Job Output
Recall the --output
and --error
batch file options from the primer. These are important to direct where your results go so that you can review them. If you do not, you may not be able to access them to troubleshoot your work.
By default, if these options are not specified, Slurm combines and saves them to a filename that includes the job ID (e.g. slurm-<jobId>.out
). Slurm saves this file in the working directory from which the job was submitted. The files are written as soon as output is created.
For example if I submit job 93 from my home directory, the job output and error will be written to my home directory in a file called slurm-93.out. The file appears while the job is still running.
[user@gl-login1 ~]$ sbatch test.sh
Submitted batch job 93
[user@gl-login1 ~]$ ll slurm-93.out -rw-r–r– 1 user hpcstaff 122 Jun 7 15:28 slurm-93.out
[user@gl-login1 ~]$ squeue
JOBID PARTITION NAME USER ST TIME NODES NODELIST(REASON)
93 standard example user R 0:04 1 gl3160
We suggest you save output to a networked filesystem, available on all login and compute nodes, like /home
, /scratch
, or /nfs
.
If you submit your job from a working directory which is NOT a shared filesystem, (i.e. as in the previous example) your output will only be locally available on that node. For example, if I submit a job from /
tmp
on the login node, the output will be in /tmp
on the compute node:
[user@gl-login1 tmp]$ pwd /tmp
[user@gl-login1 tmp]$ sbatch /home/user/test.sh
Submitted batch job 98
[user@gl-login1 tmp]$ squeue
JOBID PARTITION NAME USER ST TIME NODES NODELIST(REASON)
98 standard example user R 0:03 1 gl3160
[user@gl-login1 tmp]$ ssh gl3160
[user@gl3160 ~]$ ll /tmp/slurm-98.out -rw-r–r– 1 user hpcstaff 78 Jun 7 15:46 /tmp/slurm-98.out
NOTE: We caution against saving to local filesystems. Locally saved data will need to be copied to another location after the job completes (either manually, or by way of action defined in your batch script if saving to disk is absolutely necessary). Slurm is configured to only allow ssh to a compute node if the user has a running job on it. If your job is no longer running, you no longer have the ability to ssh to that node and get your output back.

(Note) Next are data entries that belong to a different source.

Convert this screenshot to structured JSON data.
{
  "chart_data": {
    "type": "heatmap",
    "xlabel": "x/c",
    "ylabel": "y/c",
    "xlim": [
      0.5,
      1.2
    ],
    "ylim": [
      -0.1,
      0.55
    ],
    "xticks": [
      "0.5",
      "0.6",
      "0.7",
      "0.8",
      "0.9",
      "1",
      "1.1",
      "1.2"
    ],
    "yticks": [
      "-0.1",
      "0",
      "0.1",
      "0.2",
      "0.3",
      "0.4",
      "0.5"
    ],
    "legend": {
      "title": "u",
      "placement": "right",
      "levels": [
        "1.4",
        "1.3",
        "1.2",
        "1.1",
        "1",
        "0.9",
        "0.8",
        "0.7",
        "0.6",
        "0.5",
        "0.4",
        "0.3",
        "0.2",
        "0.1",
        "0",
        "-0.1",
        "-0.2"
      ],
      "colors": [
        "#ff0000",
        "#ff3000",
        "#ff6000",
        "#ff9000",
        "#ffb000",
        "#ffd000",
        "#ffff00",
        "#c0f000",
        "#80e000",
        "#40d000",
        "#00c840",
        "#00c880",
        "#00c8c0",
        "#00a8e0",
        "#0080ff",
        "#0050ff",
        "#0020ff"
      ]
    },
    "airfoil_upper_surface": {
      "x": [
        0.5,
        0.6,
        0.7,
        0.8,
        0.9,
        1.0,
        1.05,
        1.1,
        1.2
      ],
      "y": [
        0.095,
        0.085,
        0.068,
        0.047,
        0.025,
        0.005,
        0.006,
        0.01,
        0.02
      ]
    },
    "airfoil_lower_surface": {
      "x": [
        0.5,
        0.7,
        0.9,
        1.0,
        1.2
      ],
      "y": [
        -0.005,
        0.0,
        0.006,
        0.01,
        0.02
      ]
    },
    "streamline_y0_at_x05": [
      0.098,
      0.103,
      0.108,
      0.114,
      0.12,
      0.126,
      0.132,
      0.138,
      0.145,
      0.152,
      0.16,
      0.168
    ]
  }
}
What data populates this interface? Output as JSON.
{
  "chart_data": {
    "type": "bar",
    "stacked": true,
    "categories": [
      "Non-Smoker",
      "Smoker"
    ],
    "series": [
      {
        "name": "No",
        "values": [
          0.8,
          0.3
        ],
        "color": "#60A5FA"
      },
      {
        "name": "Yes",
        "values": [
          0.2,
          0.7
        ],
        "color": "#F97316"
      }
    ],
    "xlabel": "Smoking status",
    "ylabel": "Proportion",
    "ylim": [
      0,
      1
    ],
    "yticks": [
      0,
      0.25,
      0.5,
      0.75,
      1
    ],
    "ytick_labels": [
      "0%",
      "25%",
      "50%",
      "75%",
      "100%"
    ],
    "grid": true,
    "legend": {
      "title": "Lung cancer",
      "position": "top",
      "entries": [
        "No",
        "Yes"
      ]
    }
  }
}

Accounting and Job Statistics
Accounting
Knowing how much an account has used is key to being able to submit work reliably. ARC provides a number of options to help find this information.
The Research Management Portal (RMP) is a great way to gain insight into your account utilization.
From the command line, ARC offers a script called my_account_usage
help users report on the monthly cost of an account. Here's what the script can provide:
[user@gl-login1 ~]$ my_account_usage -h
usage: my_account_usage -A ACCOUNT [-Y YEAR]
Report or estimate the monthly cost for a given account
optional arguments:
-h, --help show this help message and exit
-A , --account The account to report
-Y , --year The fiscal year
-S , --start The start year-month as numbers, example: 2020-01
-E , --end The end year-month as numbers, example: 2021-01
-p, --percentage Print perentages for each user
-d, --debug Debug modes. Print raw Slurm outputs.
-1, --sort1 Sort by user total for range
-2, --sort2 Sort by user total for this month
-3, --sort3 Sort by user total for last month
Job Statistics
Understanding how your job ran is important. Viewing a jobs statistics is a great way for a user to see if the resources they're requesting are being utilized. It provides an opportunity to assess and optimize your job requirements, which can lead to have your jobs starting faster and costing less.
One way to view job statistics us on the command line using the ARC-provided utility my_job_statistics
. You simply pass the job ID of the job statistics you wish to view: my_job_statistics -j <job_ID>
Another great way to get job statistics is from the job completion emails. These contain helpful tips based on your job run, and are sent automatically at job completion time. Make sure you don't have any specific #SBATCH
overrides barring emails from being sent.